I don't know that I've ever seen a flimsier argument-shaped thingie in my life, though Cowen's out today with an argument that Harvard ought to admit more legacy students (they're already at over 30% for the Class of 2021, says Cowen, though a news source says it's 29%) so that they'll make more money, as long as they promise not to spend it foolishly:
The topic of legacy admissions at top U.S. colleges seems to represent an anti-egalitarian perpetuation of privilege, a kind of affirmative action for the wealthy that must be stopped. In reality, the acceptance of students who are close relatives of previous attendees is where top schools make their money.
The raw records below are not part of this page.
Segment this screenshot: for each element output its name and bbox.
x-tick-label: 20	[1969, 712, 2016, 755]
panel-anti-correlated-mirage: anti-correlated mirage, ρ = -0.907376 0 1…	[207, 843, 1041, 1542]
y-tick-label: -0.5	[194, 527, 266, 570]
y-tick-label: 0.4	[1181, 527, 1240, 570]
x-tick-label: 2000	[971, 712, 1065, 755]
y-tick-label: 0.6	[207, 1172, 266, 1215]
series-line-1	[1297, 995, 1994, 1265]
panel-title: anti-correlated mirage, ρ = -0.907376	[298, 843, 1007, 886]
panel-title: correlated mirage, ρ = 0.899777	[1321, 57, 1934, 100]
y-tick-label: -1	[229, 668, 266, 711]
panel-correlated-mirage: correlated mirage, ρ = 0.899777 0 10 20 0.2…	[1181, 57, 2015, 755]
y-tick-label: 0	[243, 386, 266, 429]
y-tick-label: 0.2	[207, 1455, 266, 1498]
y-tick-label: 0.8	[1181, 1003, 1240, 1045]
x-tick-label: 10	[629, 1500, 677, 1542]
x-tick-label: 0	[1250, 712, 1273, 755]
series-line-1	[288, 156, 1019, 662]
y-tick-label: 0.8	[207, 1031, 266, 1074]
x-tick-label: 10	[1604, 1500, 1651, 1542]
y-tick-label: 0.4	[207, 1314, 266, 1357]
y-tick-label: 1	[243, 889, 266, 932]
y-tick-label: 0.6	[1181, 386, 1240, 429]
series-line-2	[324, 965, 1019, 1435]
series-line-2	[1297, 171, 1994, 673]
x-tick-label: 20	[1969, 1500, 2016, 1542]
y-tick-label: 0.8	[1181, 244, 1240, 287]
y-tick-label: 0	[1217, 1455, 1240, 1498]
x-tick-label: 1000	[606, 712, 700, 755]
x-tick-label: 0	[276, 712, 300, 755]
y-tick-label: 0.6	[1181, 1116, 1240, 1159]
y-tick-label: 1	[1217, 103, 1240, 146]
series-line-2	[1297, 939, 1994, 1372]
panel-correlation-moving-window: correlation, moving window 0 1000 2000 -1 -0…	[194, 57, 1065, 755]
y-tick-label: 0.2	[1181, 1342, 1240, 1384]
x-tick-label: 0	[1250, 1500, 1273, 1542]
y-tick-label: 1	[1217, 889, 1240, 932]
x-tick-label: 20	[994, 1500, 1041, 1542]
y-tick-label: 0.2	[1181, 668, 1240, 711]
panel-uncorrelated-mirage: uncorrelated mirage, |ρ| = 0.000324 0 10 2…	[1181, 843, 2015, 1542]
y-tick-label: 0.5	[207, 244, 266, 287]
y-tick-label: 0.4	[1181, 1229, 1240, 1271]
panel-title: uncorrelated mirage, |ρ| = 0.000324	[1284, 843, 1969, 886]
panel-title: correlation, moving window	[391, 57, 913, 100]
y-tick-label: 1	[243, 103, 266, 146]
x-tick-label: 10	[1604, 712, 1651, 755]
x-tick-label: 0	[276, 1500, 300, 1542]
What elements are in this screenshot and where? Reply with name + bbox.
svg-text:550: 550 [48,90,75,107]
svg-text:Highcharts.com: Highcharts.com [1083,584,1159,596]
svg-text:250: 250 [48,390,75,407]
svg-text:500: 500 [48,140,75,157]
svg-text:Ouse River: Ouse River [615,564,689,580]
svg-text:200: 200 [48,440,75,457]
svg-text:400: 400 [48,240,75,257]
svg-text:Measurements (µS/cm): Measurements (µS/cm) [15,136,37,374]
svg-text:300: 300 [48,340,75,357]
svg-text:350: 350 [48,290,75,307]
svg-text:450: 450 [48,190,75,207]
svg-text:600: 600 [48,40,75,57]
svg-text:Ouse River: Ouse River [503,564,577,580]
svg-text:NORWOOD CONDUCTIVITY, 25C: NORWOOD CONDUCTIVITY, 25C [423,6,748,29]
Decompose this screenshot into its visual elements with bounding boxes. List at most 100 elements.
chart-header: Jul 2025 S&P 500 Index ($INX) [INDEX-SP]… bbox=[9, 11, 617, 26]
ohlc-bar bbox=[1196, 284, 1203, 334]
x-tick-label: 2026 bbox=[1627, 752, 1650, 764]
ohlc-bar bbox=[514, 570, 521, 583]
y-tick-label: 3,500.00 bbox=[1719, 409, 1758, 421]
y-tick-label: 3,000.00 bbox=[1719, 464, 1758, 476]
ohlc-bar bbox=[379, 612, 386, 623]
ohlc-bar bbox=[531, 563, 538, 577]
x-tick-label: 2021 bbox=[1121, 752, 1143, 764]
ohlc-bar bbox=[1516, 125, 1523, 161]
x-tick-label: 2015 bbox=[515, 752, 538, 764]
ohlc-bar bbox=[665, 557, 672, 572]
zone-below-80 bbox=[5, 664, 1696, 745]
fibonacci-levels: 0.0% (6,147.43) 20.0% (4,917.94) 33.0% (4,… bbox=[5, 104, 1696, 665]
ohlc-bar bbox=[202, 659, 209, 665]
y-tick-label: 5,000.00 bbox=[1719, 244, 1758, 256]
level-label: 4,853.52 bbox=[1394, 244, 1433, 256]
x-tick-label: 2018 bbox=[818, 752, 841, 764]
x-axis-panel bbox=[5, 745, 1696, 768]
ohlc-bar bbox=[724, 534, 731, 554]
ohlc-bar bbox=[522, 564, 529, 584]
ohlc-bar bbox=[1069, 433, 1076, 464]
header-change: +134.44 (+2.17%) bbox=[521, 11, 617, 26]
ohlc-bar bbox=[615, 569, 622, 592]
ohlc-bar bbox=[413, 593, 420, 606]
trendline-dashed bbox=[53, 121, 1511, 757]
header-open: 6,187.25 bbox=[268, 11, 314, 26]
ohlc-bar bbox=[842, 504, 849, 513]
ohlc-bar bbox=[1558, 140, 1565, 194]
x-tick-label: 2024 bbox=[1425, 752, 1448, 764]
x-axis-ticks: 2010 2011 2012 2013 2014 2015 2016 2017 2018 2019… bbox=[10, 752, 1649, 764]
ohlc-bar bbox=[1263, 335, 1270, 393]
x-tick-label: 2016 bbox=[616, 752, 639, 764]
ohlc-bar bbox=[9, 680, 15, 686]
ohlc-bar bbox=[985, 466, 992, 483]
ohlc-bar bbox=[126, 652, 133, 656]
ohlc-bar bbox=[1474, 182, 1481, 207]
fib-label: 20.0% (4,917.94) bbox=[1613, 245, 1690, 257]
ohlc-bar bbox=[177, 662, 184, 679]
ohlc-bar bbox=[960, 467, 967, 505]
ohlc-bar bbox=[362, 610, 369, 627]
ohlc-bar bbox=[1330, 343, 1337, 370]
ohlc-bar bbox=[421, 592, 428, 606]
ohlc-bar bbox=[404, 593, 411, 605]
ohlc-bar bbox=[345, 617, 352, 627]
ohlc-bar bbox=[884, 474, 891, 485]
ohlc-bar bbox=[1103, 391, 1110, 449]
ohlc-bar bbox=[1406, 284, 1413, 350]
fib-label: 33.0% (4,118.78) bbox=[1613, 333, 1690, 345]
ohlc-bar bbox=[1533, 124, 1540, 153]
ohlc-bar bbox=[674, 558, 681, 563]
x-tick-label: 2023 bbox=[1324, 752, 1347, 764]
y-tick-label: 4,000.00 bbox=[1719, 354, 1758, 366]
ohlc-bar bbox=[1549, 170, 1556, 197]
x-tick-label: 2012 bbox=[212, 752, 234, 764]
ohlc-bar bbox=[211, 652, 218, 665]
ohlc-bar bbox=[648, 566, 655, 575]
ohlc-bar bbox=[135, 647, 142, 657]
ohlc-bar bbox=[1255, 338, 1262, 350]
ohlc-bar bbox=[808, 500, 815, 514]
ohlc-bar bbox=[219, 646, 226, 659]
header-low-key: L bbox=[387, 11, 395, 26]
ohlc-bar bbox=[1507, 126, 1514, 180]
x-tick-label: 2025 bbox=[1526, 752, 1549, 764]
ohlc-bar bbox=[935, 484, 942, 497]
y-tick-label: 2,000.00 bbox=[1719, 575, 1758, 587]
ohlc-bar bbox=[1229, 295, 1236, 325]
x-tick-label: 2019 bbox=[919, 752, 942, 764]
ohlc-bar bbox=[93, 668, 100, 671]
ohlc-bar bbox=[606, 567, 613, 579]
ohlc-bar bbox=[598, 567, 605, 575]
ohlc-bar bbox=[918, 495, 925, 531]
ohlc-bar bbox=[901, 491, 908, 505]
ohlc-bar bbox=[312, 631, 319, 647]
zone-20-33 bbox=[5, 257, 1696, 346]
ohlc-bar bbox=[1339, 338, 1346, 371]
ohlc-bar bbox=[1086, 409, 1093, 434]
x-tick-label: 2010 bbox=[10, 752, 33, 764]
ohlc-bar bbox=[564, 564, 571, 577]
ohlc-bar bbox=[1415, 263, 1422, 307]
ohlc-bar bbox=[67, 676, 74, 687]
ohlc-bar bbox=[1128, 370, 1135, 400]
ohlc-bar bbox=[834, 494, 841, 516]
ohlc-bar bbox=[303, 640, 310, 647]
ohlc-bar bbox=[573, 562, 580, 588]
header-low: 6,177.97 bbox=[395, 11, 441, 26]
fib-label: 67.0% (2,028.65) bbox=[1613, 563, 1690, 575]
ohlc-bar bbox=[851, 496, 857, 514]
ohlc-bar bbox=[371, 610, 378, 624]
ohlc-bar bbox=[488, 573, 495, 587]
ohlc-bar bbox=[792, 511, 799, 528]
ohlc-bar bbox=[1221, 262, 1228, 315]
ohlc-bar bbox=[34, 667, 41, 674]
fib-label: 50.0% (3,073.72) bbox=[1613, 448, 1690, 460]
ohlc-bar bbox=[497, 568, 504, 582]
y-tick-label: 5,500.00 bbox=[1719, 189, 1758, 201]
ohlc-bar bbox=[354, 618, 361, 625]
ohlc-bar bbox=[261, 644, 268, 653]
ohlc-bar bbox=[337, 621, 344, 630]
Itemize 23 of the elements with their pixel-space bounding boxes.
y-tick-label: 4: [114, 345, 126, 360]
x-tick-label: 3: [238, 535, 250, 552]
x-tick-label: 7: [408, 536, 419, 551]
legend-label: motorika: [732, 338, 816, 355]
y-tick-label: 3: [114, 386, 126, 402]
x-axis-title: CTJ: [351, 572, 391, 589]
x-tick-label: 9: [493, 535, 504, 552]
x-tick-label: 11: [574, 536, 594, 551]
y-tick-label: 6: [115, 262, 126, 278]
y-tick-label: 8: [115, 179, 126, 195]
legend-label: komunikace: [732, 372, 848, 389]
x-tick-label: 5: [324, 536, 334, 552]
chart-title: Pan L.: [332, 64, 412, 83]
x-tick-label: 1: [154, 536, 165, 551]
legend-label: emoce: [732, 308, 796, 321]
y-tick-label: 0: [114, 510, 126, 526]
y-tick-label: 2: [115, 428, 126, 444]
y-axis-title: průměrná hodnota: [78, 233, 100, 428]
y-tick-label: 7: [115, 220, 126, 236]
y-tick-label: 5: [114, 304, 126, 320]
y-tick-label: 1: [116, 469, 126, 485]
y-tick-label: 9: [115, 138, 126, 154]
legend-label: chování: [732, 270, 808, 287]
These schools should take in more legacies, provided they put the extra money to good use.
Actually, that's not where they make their money directly—undergraduate tuition, where the legacy admissions are the ones most likely to pay full fare, represents just 6.4% of operating costs, according to Cowen; the big money is from donations, including alumni donations
from families that have a tradition of donating to Harvard, if only to help their children get in the door. More legacy admissions will mean more resources at Harvard’s disposal. In short, why not expand the profit centers of America’s top universities?
Why not lower admissions standards for a certain class of people in order to obtain bribe money? asks this noted opponent of affirmative action.

I'd say one reason is Harvard's doing fine financially as things are, in spite of serious investment losses to the endowment last year, and especially fine in terms of attracting donations:
The operating surplus for the year was $77 million or 1.6% of revenue, slightly higher than last year’s operating surplus of $62 million or 1.4% of revenue. Overall operating revenues increased 5.6% to $4.78 billion, and expenses were up 5.3% to $4.70 billion.... 
The Harvard Campaign is making an enormous difference to the health and vitality of the University. Since the start of the Campaign, current-use giving has increased by 46% from $289 million in fiscal year 2012, prior to the launch of the Campaign, to $421 million in fiscal year 2016, and now comprises 9% of our revenues (as compared with 7% in fiscal year 2012). Gifts to the endowment, split interest agreements, and gifts to capital projects of $628 million in fiscal year 2016 are up 130% since fiscal year 2012, and are fortifying our ability to fulfill the University’s core mission while also creating a campus for the 21st century.
Personally I'd just as soon see them all nationalized and legacy admissions eliminated as at Oxford and Cambridge, not to mention everywhere in Europe. It doesn't seem to hurt quality over the long term (in this year's Times Higher Education World University Rankings, as in last year's, four of the top five, Oxford, Cambridge, Cal Tech, and MIT, don't do legacy admissions, while Stanford at 4th and Harvard at 6th do). But in the meantime, surely increasing the proportion of the children of hedge-fund managers and bonds traders in the student body mix is not going in the right direction; though I guess it would help get a Harvard education to "the people who need it most," defined in Cowen-Ryan terms as the people with the most disposable income.